I'm not sure that any fiction set in an invented world can ever be described as a novel. The primary themes of a novel, love, death and money, are classically situated in the real world, amongst a restricted group of persons and thus have universal appeal. Invented worlds give rise to issues which are outside the scope of the novel: geopolitics and war, which are more the concern of narrative histories, but which being invented, can have only a parodic or satiric connection with actual human history.
Obviously novels, particularly War and Peace, touch on such matters, but even Tolstoy doesn't make them the primary interest, rather the impact they have on already established characters.
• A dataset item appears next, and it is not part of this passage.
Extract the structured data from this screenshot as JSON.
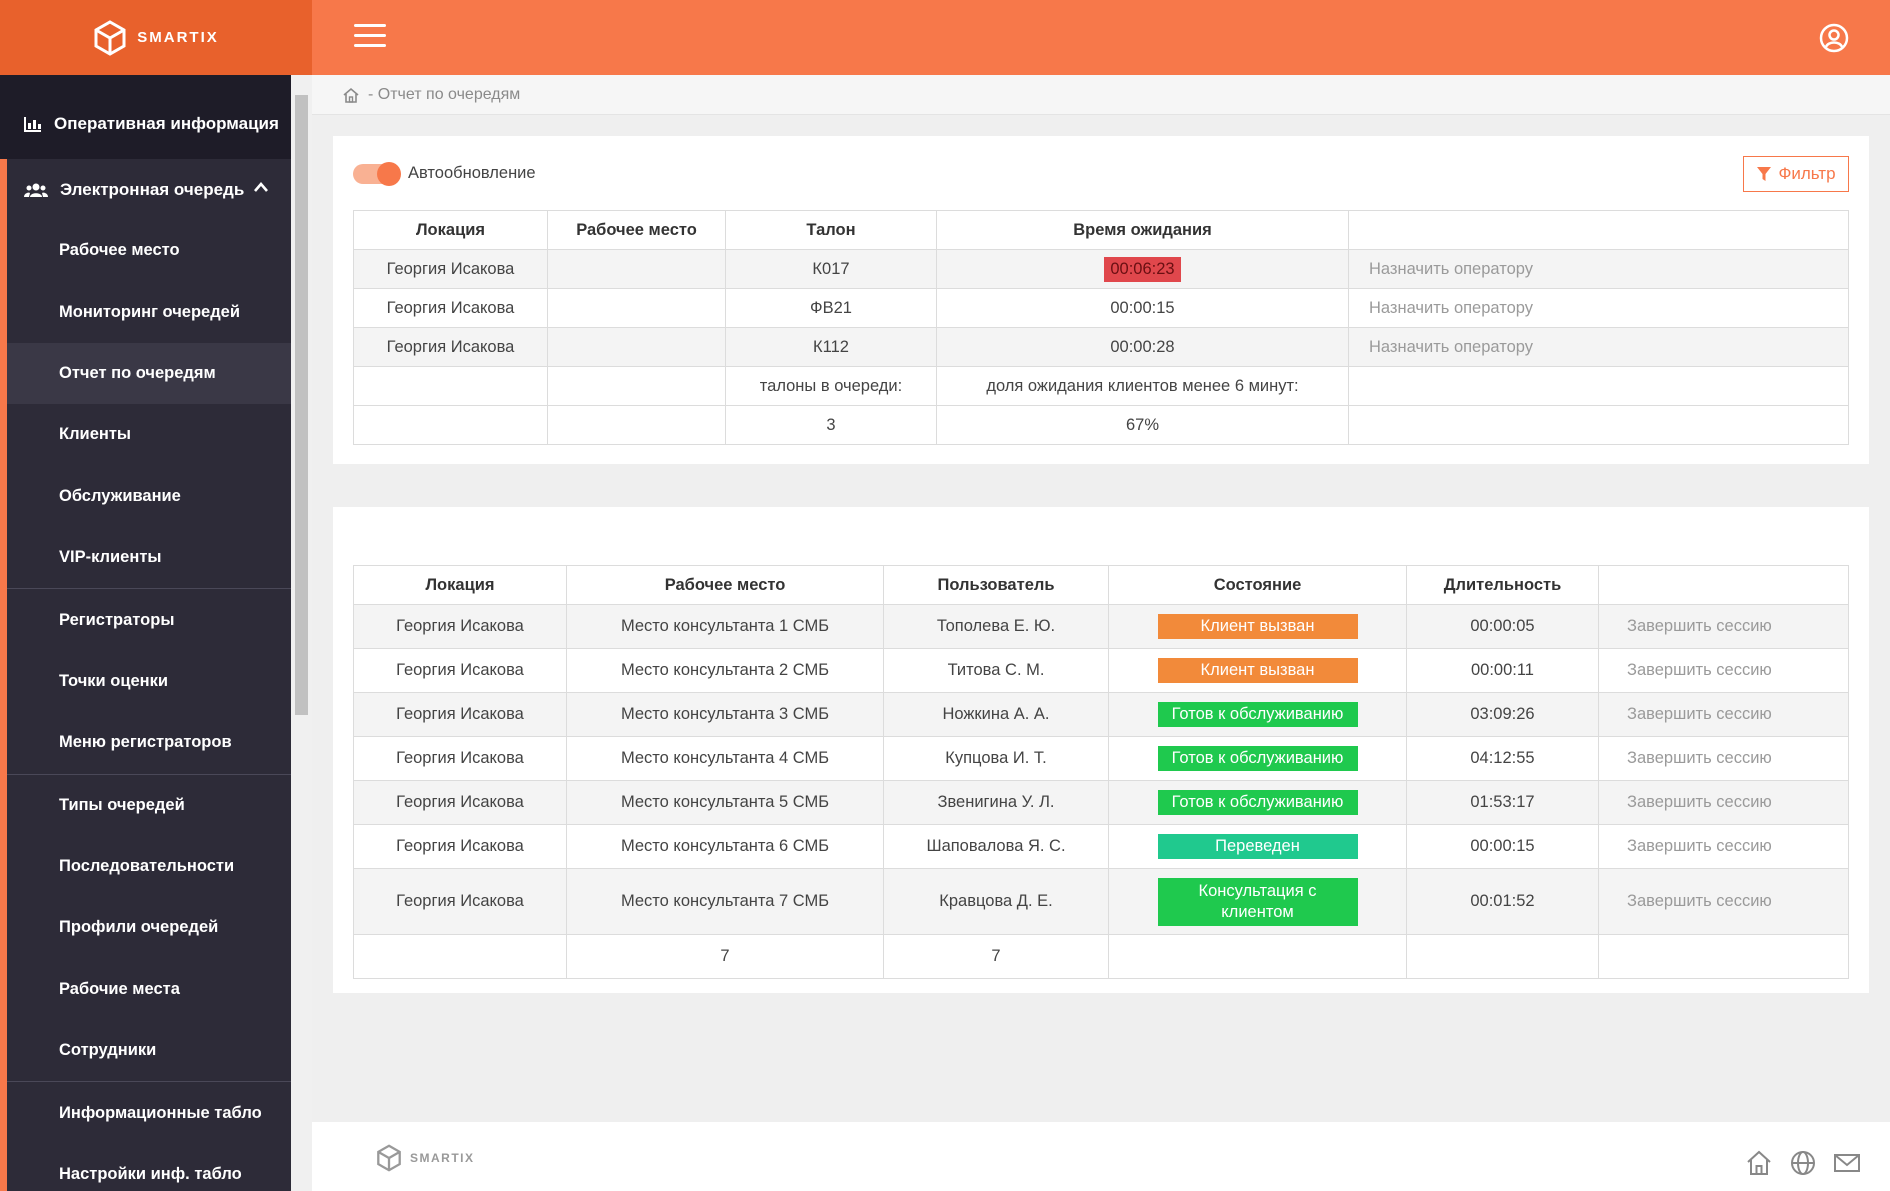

So, it seems to me that Martin's books are a kind of fictional history, which dips from time to time into novel territory, but without any dramatic resolution of the issues.
This for me, is the weakness of this kind of fiction. As there is no dramatic point at which the story aims - a marriage, say, as in Jane Austen, or the resolution of the case of Jarndyce and Jarndyce, as in Dickens's Bleak House - we read on because we want to know what happens next. What happens next is therefore the point of the exercise. I've no idea how many more volumes of ASOIAF there are to come, but there's seems no reason why it shouldn't go on and on, like a TV soap opera into which people are born, get married and die, without there ever being a conclusion, unless the ratings fall.
So although I'm hungry for the next course, I'm almost sure my hunger is not going to be satisfied. There'll always be another conflict brewing in Westeros and another generation of characters to fight it. Impressive as Martin's achievement is, and while there are many good, literary moments in it, it simply doesn't have the power of a genuine literary work, and therefore isn't a contribution to literature. Great works of literature conclude, tragically or happily. Anna Karenina dies. Emma marries. We find out what we want to know. We do not feel compelled to read on and on.
This necessity of ending is inherent in all works of art. Reading Martin reminds one that to write well is not enough. There must be some point at which one is aiming, a resolution which will satisfy, borne on a structure which will support it.